La jiu-jitsuka Amal Amjahid, l’ambassadrice du changement
Amal Amjahid est septuple championne du monde de jiu-jitsu. Partie de rien, la Molenbeekoise de 23 ans a pu compter sur son entourage et un mental de fer pour arriver au sommet. Aujourd’hui, la jiu-jitsuka veut profiter de sa réussite pour apporter de l’espoir et de la confiance aux jeunes en recherche d’identité.

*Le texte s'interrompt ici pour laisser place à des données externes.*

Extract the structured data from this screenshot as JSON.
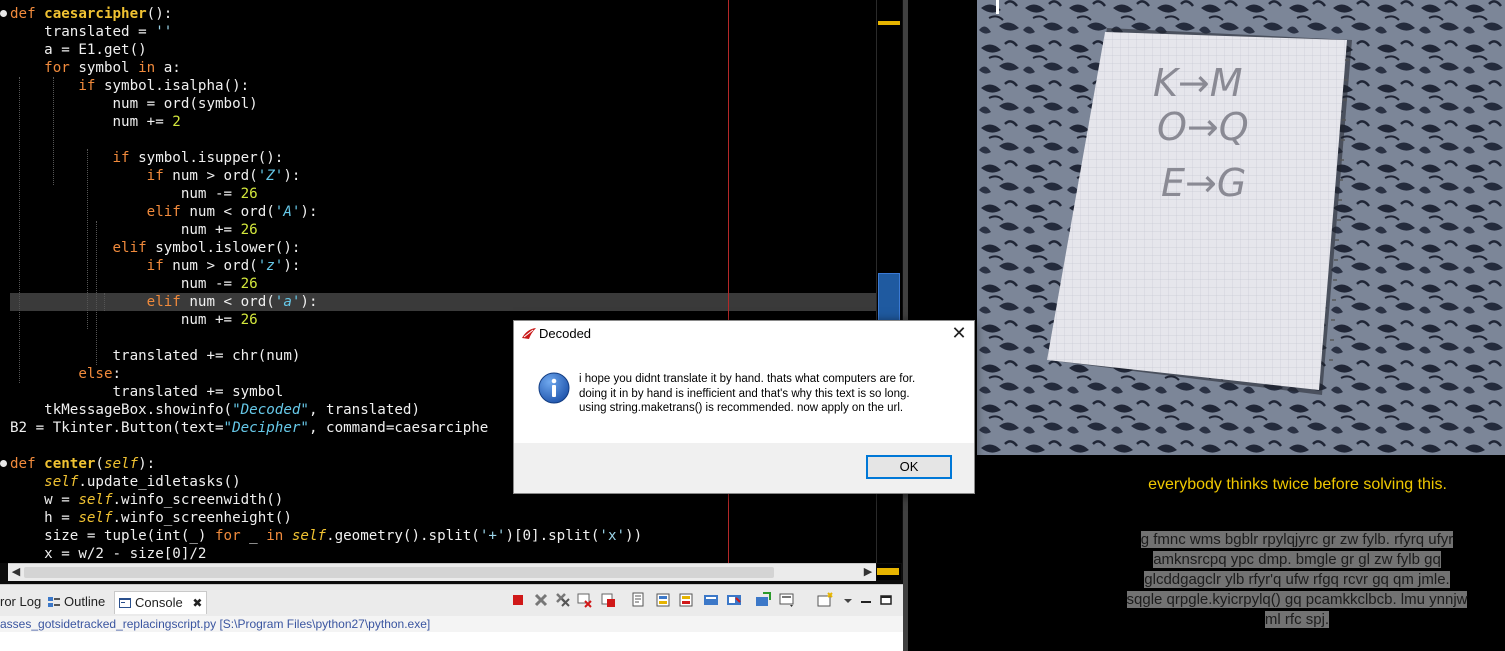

Une centaine de kilomètres par jour, près de 3 000 en un mois. La performance cycliste est de taille. Surtout pour une gamine de cinquième primaire. Amal Amjahid ne cumule pas dix printemps lorsqu’elle se lance dans une aventure unique en famille. L’objectif ? Rallier le Maroc à vélo. Du parc Elisabeth de Koekelberg au Rif occidental ! » Mon père avait défini à l’avance tous les hébergements sur une carte, mais on n’avançait pas aussi vite dans les Pyrénées que dans les plaines. Du coup, on a parfois dû dormir dehors « , se marre-t-elle encore. Tout au long de ce mois estival, la petite troupe fait face à quelques obstacles tels que les interminables artères sans vie ou cette canicule espagnole qui les force à rouler la nuit. » Ce qu’on fait quand on est jeune a un impact direct sur ce qu’on devient, reprend Amal. J’ai tout de suite été formée à dépasser mes limites. » Un atout non négligeable quand il s’agit de régner sur le monde du jiu-jitsu ne-waza. L’une des trois catégories du jiu-jitsu avec le fighting system, un combat qui commence en karaté avec les pieds et les poings, et le duo system, plus démonstratif.
Molenbeek au coeur
Amal décroche le premier titre mondial de sa carrière en 2013 à Long Beach, aux Etats-Unis. » Plus de la moitié des candidates et des arbitres étaient des Brésiliens. » Elle est alors totalement inconnue dans le milieu. » En finale, quand l’arbitre a refusé de m’accorder des points parfaitement valables, je n’ai pas pu retenir mes larmes. » Reboostée par son père, elle évacue l’idée d’abandonner. Et quelques minutes plus tard, elle devient championne du monde. Amal Amjahid n’a pas encore 18 ans et vient de prendre le meilleur sur des filles pourtant gonflées à bloc. » Beaucoup de Brésiliens – notamment issus des favelas – quittent leur famille dès 14 ans pour se rendre dans des centres d’entraînement, explique l’athlète. Ils s’y forment dans des conditions difficiles, parfois en dormant sur des tatamis qu’ils doivent nettoyer. Le jiu-jitsu est leur seul espoir de s’en sortir. » Preuve supplémentaire de la grande force de caractère de la jeune fille, par ailleurs parfaitement consciente de son statut d’ambassadrice de Molenbeek.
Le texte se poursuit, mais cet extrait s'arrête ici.